Culver City, the newest not-Chelsea, not-Chung King Road bundled community of gallery activity in LA, was the home for a temporary project entitled The Backroom – a collaboration between curators Magala Arriola, Kate Fowle and Renaud Proch, active from September to the end of December 2005. The Backroom resisted the commodity impulse while situating itself at the heart of one major node of commercial art ventures. The project was a spontaneous laboratory, a comfy library (complete with casual furniture and study desks) of artists’ relics, put on display and made available for use. While some passers-by were clearly wary of the commitment of time required to engage with the space and its contents, other visitors seemed ready for a game of intelligentsia show-and-tell. Consisting of a series of presentations from individual artists’ archives in the form of objects, video, publications, sound and photography, which largely speak to their personality or their politics, the project has continually expanded, resulting in a growing body of information that does not intend to become a concrete collection.
Among the jumble of artefacts to be pored over were copies of Life magazine from 1968 from the collection of Walead Beshty, a photo album including 1930s’ photographs of Sergei Eisenstein in Mexico from the archive of Olivier Debroise, Stephen Kaltenbach’s insomnia journals – novels accompanied by a collection of casts of the artist’s hand – Archigram films, the tasteless joke books of Mark Veriabioff, diagrams illustrating canonical and obscure philosophical texts introduced by David Hatcher and Tom Lawson’s archive of Real Life magazine – the independent art publication produced in New York and Los Angeles from 1979 to 1994, which brings to bear the memory of a lost climate of rigour in cultural practice and criticism.

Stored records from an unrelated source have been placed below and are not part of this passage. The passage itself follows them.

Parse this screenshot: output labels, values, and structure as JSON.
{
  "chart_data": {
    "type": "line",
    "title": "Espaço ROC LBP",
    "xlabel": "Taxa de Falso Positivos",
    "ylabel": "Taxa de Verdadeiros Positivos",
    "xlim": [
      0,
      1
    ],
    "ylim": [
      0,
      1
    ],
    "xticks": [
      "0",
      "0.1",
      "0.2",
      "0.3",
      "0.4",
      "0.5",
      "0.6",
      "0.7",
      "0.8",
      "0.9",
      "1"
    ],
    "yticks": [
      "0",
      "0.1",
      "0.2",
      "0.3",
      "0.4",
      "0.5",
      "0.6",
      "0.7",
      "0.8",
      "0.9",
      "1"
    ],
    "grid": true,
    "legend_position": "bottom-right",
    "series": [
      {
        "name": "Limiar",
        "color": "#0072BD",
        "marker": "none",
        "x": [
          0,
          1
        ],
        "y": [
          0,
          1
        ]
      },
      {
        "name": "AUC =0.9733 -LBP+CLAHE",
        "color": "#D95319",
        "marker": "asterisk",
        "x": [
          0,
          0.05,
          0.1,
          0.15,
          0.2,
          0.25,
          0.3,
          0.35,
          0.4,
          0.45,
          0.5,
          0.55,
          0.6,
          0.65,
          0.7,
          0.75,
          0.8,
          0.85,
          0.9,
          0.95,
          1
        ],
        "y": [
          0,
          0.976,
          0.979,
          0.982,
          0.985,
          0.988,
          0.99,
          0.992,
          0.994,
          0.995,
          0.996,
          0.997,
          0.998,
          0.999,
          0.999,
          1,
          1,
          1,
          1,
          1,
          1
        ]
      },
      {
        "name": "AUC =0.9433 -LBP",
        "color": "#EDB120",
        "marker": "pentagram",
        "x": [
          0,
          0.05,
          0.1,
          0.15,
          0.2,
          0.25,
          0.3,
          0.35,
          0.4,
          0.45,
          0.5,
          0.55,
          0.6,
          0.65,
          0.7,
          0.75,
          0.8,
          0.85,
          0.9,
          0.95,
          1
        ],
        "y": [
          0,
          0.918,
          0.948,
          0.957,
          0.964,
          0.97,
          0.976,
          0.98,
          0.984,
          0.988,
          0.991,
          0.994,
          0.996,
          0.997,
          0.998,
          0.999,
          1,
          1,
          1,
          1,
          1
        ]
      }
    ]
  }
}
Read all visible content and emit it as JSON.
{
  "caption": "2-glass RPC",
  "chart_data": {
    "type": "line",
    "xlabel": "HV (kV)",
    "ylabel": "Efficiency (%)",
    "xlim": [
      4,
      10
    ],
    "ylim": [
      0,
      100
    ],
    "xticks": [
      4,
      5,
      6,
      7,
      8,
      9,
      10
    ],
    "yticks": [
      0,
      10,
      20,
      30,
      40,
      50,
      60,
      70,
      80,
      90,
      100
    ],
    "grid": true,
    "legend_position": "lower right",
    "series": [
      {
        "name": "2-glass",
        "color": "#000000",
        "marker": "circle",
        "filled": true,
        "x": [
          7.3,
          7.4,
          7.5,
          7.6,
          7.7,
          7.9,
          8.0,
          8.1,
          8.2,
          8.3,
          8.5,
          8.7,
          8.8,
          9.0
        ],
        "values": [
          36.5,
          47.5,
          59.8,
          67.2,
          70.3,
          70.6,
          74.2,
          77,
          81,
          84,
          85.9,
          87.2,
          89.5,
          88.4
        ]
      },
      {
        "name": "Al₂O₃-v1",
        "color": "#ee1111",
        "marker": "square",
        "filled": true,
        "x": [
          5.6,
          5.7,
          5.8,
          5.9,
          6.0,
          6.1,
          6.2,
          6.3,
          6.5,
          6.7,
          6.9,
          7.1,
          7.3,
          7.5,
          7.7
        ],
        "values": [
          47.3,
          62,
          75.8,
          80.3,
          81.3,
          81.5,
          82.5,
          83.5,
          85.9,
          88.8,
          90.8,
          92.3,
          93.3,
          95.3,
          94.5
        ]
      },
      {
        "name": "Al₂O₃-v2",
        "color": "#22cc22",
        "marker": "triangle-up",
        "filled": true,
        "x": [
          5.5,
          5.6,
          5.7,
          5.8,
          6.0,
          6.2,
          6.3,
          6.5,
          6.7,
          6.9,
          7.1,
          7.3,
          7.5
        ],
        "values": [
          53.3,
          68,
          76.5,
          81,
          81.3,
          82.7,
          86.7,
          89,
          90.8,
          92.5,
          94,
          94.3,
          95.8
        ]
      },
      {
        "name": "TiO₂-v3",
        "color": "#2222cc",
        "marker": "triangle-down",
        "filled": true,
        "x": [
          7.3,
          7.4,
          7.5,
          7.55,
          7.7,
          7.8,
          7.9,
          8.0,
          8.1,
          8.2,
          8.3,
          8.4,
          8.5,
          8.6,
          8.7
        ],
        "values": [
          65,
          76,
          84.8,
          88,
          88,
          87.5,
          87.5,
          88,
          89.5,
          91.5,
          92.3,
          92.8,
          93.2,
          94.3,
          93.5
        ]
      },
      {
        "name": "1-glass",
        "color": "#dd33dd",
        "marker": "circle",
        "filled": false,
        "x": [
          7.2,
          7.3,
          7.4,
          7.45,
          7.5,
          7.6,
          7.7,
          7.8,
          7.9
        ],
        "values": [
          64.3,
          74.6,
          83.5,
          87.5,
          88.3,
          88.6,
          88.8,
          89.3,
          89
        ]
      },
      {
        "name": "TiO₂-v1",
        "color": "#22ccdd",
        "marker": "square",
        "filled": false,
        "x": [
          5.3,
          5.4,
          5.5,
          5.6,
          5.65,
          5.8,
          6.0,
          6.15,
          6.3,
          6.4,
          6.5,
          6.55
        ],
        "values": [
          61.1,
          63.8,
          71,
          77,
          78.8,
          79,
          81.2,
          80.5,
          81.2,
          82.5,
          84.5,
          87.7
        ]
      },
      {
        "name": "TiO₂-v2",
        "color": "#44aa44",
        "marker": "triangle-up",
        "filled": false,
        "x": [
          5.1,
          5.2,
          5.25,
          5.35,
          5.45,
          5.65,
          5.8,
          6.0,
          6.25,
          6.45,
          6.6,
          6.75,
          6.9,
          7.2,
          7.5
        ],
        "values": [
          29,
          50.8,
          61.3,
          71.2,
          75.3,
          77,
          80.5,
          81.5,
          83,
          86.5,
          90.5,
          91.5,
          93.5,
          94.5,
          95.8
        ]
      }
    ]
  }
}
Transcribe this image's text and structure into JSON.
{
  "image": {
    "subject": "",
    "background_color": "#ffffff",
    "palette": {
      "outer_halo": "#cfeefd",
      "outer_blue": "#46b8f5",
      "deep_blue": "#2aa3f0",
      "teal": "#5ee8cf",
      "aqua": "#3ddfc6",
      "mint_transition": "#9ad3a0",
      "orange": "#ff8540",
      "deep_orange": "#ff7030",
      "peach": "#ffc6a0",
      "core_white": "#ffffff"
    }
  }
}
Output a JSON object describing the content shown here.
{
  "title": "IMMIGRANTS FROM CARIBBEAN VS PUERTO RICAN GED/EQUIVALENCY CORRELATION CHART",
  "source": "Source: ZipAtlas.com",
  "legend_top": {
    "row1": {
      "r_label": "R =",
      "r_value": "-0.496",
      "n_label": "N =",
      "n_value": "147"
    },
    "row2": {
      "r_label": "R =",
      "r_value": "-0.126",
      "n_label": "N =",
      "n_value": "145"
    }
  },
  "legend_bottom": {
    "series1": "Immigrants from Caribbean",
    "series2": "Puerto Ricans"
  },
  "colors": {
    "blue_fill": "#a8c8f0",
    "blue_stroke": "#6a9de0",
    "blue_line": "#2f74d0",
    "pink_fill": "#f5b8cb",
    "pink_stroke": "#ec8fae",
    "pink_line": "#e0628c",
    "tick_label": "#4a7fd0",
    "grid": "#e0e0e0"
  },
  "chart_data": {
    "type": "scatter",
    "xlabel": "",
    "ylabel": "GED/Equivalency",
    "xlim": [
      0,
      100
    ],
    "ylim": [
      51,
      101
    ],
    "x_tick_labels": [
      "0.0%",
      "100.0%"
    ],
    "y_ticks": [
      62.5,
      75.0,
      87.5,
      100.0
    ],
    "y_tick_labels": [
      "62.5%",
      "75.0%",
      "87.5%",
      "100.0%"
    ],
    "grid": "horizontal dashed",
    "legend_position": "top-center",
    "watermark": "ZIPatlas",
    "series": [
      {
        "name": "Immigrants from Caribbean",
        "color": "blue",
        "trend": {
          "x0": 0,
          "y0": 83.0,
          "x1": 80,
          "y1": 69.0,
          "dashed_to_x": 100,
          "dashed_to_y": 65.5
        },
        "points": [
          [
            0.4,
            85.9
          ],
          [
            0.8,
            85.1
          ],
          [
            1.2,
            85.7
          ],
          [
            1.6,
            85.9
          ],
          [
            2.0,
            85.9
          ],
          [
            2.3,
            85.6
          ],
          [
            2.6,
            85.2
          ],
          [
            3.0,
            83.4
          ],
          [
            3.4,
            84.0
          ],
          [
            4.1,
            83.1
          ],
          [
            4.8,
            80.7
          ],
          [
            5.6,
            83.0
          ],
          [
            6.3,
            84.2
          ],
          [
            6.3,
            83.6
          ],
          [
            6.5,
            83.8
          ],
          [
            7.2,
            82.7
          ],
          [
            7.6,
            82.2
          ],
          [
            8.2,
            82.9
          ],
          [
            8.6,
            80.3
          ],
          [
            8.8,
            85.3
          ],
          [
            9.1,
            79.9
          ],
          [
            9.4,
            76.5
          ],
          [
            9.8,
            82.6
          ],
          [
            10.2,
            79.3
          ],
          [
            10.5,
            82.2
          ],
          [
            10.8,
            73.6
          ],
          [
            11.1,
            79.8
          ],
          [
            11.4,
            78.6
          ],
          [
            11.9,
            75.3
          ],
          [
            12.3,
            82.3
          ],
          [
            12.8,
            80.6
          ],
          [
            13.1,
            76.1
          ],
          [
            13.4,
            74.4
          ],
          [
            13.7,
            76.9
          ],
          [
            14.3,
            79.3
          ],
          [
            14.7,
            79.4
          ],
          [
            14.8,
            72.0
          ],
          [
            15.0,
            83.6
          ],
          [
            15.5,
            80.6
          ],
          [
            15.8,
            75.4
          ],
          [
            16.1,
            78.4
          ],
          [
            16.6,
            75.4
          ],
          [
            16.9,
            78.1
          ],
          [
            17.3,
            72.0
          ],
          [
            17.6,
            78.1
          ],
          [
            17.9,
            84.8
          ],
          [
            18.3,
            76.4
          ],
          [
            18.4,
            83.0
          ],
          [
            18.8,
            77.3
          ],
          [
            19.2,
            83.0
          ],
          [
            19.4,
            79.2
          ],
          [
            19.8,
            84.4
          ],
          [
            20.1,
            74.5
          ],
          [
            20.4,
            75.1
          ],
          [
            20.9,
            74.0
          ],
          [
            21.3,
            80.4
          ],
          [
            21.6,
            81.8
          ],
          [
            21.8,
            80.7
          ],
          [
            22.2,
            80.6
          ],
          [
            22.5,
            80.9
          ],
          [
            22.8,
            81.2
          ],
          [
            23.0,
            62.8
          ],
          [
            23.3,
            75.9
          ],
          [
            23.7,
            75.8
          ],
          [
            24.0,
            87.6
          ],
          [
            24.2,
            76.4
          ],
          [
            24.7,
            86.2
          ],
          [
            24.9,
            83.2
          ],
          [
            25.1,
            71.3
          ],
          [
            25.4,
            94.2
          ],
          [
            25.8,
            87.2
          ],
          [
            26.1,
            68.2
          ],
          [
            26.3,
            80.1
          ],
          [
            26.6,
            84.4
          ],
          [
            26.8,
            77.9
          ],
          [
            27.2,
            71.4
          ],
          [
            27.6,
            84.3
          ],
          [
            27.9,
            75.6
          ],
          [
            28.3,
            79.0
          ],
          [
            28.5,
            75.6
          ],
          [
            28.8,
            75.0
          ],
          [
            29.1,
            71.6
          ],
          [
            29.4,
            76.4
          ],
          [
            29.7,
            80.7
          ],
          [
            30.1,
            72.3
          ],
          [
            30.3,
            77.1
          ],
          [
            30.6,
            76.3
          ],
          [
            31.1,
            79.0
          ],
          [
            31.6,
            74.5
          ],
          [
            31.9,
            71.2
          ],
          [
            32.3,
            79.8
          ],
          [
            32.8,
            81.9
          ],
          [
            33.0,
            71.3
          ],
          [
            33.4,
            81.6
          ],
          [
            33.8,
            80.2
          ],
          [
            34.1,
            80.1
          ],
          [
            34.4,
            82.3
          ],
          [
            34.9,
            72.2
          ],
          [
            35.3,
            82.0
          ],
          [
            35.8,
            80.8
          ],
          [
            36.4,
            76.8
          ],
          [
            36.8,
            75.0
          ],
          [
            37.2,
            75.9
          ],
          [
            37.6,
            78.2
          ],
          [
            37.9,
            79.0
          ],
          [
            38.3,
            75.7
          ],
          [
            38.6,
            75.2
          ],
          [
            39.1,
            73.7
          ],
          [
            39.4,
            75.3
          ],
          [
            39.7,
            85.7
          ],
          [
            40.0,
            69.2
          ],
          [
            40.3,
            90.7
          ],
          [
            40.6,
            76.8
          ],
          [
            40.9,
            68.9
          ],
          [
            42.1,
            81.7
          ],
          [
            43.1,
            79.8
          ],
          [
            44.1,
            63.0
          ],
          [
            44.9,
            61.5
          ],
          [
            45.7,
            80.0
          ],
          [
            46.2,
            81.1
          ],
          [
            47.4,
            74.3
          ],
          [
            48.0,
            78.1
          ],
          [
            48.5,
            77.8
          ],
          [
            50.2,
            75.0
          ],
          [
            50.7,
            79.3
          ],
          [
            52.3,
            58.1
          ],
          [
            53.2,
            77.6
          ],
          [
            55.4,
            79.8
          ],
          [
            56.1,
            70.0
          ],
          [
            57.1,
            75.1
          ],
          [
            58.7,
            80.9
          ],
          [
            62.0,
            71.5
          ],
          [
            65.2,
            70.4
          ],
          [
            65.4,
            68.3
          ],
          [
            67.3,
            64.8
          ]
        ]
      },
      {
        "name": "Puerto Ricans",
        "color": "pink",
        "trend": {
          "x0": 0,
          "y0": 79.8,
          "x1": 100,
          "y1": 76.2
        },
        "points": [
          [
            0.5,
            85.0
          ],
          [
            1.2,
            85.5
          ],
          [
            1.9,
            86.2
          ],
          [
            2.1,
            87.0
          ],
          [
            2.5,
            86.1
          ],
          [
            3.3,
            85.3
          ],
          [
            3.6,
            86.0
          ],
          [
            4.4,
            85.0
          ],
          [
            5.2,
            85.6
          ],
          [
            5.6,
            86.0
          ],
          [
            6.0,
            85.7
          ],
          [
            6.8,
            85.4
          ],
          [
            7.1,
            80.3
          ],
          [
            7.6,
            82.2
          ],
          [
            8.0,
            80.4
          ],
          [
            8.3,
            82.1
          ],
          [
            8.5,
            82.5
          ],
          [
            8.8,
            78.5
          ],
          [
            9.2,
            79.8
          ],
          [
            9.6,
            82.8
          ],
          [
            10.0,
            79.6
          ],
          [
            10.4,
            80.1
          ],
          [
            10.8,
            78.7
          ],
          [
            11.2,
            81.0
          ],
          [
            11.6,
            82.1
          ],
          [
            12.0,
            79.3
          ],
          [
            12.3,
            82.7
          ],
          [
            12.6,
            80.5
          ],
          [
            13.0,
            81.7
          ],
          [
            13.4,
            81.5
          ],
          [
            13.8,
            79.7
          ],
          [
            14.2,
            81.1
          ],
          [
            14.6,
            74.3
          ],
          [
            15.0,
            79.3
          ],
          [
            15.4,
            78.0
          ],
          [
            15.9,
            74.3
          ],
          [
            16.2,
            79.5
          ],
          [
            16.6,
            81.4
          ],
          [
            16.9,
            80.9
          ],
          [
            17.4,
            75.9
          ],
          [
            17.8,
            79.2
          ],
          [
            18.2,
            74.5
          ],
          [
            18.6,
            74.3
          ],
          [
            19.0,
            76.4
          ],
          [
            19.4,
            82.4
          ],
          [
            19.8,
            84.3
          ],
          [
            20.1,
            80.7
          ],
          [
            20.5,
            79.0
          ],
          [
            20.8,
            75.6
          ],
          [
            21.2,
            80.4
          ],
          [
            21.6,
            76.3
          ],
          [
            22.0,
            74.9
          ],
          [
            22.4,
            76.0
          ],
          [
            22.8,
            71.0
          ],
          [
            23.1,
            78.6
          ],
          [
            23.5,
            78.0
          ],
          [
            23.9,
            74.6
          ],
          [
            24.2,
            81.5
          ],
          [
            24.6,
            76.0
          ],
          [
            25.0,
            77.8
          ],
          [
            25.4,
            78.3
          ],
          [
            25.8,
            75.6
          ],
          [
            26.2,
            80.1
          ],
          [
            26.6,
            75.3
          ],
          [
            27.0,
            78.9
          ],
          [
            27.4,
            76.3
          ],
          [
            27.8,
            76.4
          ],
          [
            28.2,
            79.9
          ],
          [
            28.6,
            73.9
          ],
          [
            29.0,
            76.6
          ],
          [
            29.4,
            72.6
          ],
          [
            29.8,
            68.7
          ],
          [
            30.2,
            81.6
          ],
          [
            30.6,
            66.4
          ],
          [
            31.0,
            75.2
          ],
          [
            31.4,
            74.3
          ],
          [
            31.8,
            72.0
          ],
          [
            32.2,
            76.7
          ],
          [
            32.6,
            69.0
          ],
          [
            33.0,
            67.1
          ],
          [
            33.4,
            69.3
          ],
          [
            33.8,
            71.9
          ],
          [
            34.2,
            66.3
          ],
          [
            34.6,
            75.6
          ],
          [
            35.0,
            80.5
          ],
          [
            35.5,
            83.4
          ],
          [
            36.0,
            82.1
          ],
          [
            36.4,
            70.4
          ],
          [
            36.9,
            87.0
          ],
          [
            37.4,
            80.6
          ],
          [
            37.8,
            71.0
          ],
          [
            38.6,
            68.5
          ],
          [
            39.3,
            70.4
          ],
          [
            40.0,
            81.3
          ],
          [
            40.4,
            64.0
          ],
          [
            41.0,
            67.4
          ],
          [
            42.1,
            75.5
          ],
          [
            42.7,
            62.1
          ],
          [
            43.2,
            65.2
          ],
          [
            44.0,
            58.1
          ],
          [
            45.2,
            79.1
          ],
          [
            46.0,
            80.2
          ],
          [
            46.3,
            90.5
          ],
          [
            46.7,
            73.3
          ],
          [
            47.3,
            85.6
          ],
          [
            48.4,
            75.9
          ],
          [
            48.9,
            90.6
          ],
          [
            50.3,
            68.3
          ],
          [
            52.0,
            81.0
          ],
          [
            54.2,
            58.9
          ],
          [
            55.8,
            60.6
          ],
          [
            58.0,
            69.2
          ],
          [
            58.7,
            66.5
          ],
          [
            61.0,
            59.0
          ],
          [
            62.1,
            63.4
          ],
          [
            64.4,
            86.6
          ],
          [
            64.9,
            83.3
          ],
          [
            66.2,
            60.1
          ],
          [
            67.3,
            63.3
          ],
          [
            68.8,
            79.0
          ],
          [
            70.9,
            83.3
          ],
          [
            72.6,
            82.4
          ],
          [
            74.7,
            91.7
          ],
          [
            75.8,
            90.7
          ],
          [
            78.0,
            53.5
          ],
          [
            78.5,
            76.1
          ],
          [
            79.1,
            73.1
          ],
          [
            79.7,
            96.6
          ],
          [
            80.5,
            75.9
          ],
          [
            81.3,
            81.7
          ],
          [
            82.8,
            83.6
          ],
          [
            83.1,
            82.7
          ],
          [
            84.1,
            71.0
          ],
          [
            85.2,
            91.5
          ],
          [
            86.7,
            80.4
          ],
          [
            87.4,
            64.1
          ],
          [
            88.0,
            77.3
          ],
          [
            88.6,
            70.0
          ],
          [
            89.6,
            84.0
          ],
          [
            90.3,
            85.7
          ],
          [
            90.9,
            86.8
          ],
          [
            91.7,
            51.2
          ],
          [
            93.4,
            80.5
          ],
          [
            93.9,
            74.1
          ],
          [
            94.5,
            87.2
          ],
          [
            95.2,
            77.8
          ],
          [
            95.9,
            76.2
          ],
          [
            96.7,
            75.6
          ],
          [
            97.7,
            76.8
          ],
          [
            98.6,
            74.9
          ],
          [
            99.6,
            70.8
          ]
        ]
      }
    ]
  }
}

Set amid one of the most heavily congested streets in Los Angeles, en route to LAX international airport via La Cienega, The Backroom suggested a space of slowness, art and socializing – a salon-like forum constructing a locale for discussion and contemplation. An evanescent enterprise for housing impermanent acts, the curators discuss the project with an interest in process over production, providing a temperament of dematerialization, liminality and marginality. By definition the space resisted the tendency of institutions to enact the ritual of possessions of objects, of events and the desire to fix all activities in amber. The beauty of The Backroom rested in its interest in cultural production as a temporal phenomenon, echoed by its own stated intention to extinguish itself. There is poetry in this limitation, a sense of freedom perhaps only achievable in the context of independent spaces and independent curating.
This model is a relative rarity in LA. The curators are responding swiftly to their research, travel and dialogues with artists. There is an immediacy to their actions that counters the geography of art production in LA, as if proposing that (like the city itself) there are no centres but only ideas to be distributed. My own personal desire is to see this project continue in some incarnation – one that will necessarily evolve, contract, dissolve and reappear. Discovery and appreciation of these artists’ artefacts requires a dedication of time akin to an artist’s studio visit, demanding a great degree of active engagement on the part of the viewer. An ‘auto-curated’ experience, The Backroom brought home the notion that cultural enrichment and knowledge are not produced through commodification. In the context of LA, it seems that The Backroom was responding to something quite specific – an interest in sidestepping the problems of institutional practice, gallery systems and the illusions of permanence.